By Suzanne Hodsden
The U.S. Food and Drug Administration (FDA) has for the first time encouraged medical device users to avoid a product because of a cybersecurity-related vulnerability.
FDA, the Department of Homeland Security (DHS) and device maker Hospira each have issued statements warning that older models of Hospira’s Symbiq infusion pump systems are vulnerable to illegal cyber-attacks that could over- or under-dose patients remotely. While no adverse events have been reported, the government and Hospira are working to correct the issue and urge product users to follow precautionary instructions to ensure patient safety.
Hospira stopped making the Symbiq system in 2013 as it transitioned into marketing campaigns for newer infusion pump models, but the FDA reports that there remains an unknown number of Symbiq systems still in use and they still are being sold by third parties. In a statement, the FDA “strongly” urged hospitals using Symbiq to transition to alternative systems “as soon as possible.”
The DHS issued a list of safety precautions that product users could implement immediately to ensure their safety until they could switch to a new system. These include disconnecting the device from the network, imputing updates manually, ensuring certain ports are closed, and calling a Hospira hotline to change the password for other ports.
According to the DHS, environments operating medical devices such as Symbiq should use layered and redundant security systems to implement “defense-in-depth” practices. While hospital firewalls are effective, they should not be the only line of defense.

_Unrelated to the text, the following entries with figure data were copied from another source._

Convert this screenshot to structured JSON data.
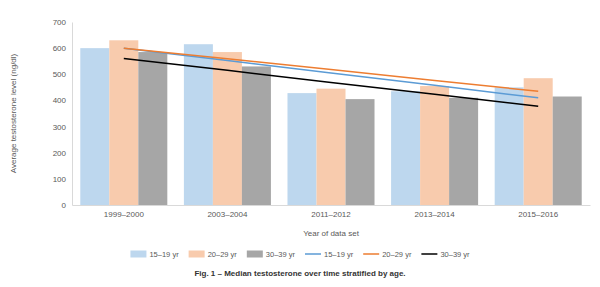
{
  "chart_data": {
    "type": "bar",
    "title": "Fig. 1 – Median testosterone over time stratified by age.",
    "x_label": "Year of data set",
    "y_label": "Average testosterone level (ng/dl)",
    "categories": [
      "1999–2000",
      "2003–2004",
      "2011–2012",
      "2013–2014",
      "2015–2016"
    ],
    "series": [
      {
        "name": "15–19 yr",
        "type": "bar",
        "color": "#bdd7ee",
        "values": [
          600,
          615,
          428,
          435,
          450
        ]
      },
      {
        "name": "20–29 yr",
        "type": "bar",
        "color": "#f8cbad",
        "values": [
          630,
          585,
          445,
          455,
          485
        ]
      },
      {
        "name": "30–39 yr",
        "type": "bar",
        "color": "#a6a6a6",
        "values": [
          585,
          530,
          405,
          410,
          415
        ]
      },
      {
        "name": "15–19 yr",
        "type": "line",
        "color": "#5b9bd5",
        "line_style": "solid",
        "values": [
          600,
          553,
          505,
          458,
          410
        ]
      },
      {
        "name": "20–29 yr",
        "type": "line",
        "color": "#ed7d31",
        "line_style": "solid",
        "values": [
          600,
          559,
          518,
          476,
          435
        ]
      },
      {
        "name": "30–39 yr",
        "type": "line",
        "color": "#000000",
        "line_style": "solid",
        "values": [
          560,
          515,
          469,
          424,
          378
        ]
      }
    ],
    "ylim": [
      0,
      700
    ],
    "yticks": [
      0,
      100,
      200,
      300,
      400,
      500,
      600,
      700
    ],
    "grid": false,
    "legend": "bottom"
  }
}
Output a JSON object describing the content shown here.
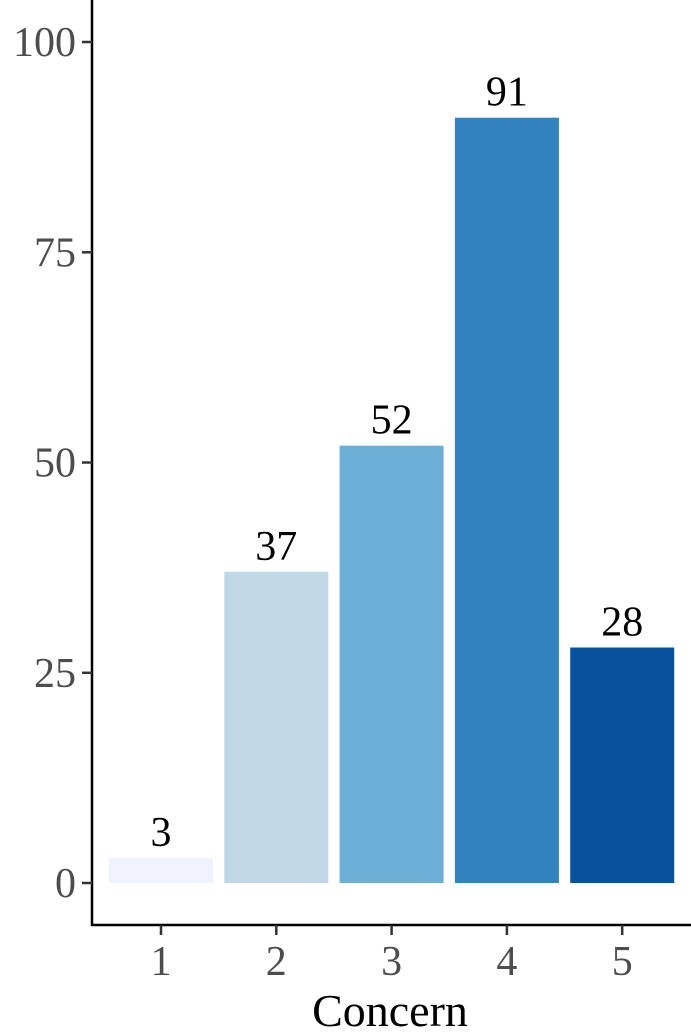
{
  "chart_data": {
    "type": "bar",
    "categories": [
      "1",
      "2",
      "3",
      "4",
      "5"
    ],
    "values": [
      3,
      37,
      52,
      91,
      28
    ],
    "data_labels": [
      "3",
      "37",
      "52",
      "91",
      "28"
    ],
    "colors": [
      "#eff3ff",
      "#c0d7e6",
      "#6baed6",
      "#3182bd",
      "#08519c"
    ],
    "xlabel": "Concern",
    "ylabel": "",
    "ylim": [
      0,
      100
    ],
    "yticks": [
      0,
      25,
      50,
      75,
      100
    ],
    "ytick_labels": [
      "0",
      "25",
      "50",
      "75",
      "100"
    ],
    "grid": false,
    "legend": "none"
  }
}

Billy Rios, a security consultant who once worked for Google as a software engineer, was credited by the DHS with discovering the flaws in the Symbiq system. In an interview with The Washington Post, Rios remarked that exploits he wrote to attack the Symbiq system could do a patient serious harm.
Though Hospira reported its new infusion pump models, LifeCare PCA and Plum A+, have been designed with stronger security protections, Rios warns that releasing new models is not enough to address patient safety. Medical device companies need to have a planned protocol for addressing problems in existing systems as they arise.
Jay Radcliffe, another cyber-security expert, told The Washington Post, “We’re still in the process of getting all companies to the same level of understanding that if your device uses computers, you have to be prepared to patch them and update them.”
This is the first time the FDA has alerted the public about cybersecurity risk in a specific medical device, but many experts warn that it will not be the last as more and more medical devices are connecting to open networks. A report released by Mayo Clinic researchers earlier this year suggested that cybersecurity soon will join safety and efficacy as a regulatory issue.
In a statement, Hospira expressed its commitment to being proactive about these issues and to joining an ongoing industry dialogue.
“Cybersecurity in healthcare devices is an issue that extends beyond infusion pumps. It is critical to continue multi-stakeholder dialogue to develop solutions to address this evolving area, and Hospira will continue to be an active participant in industry discussions on this topic,” stated Hospira.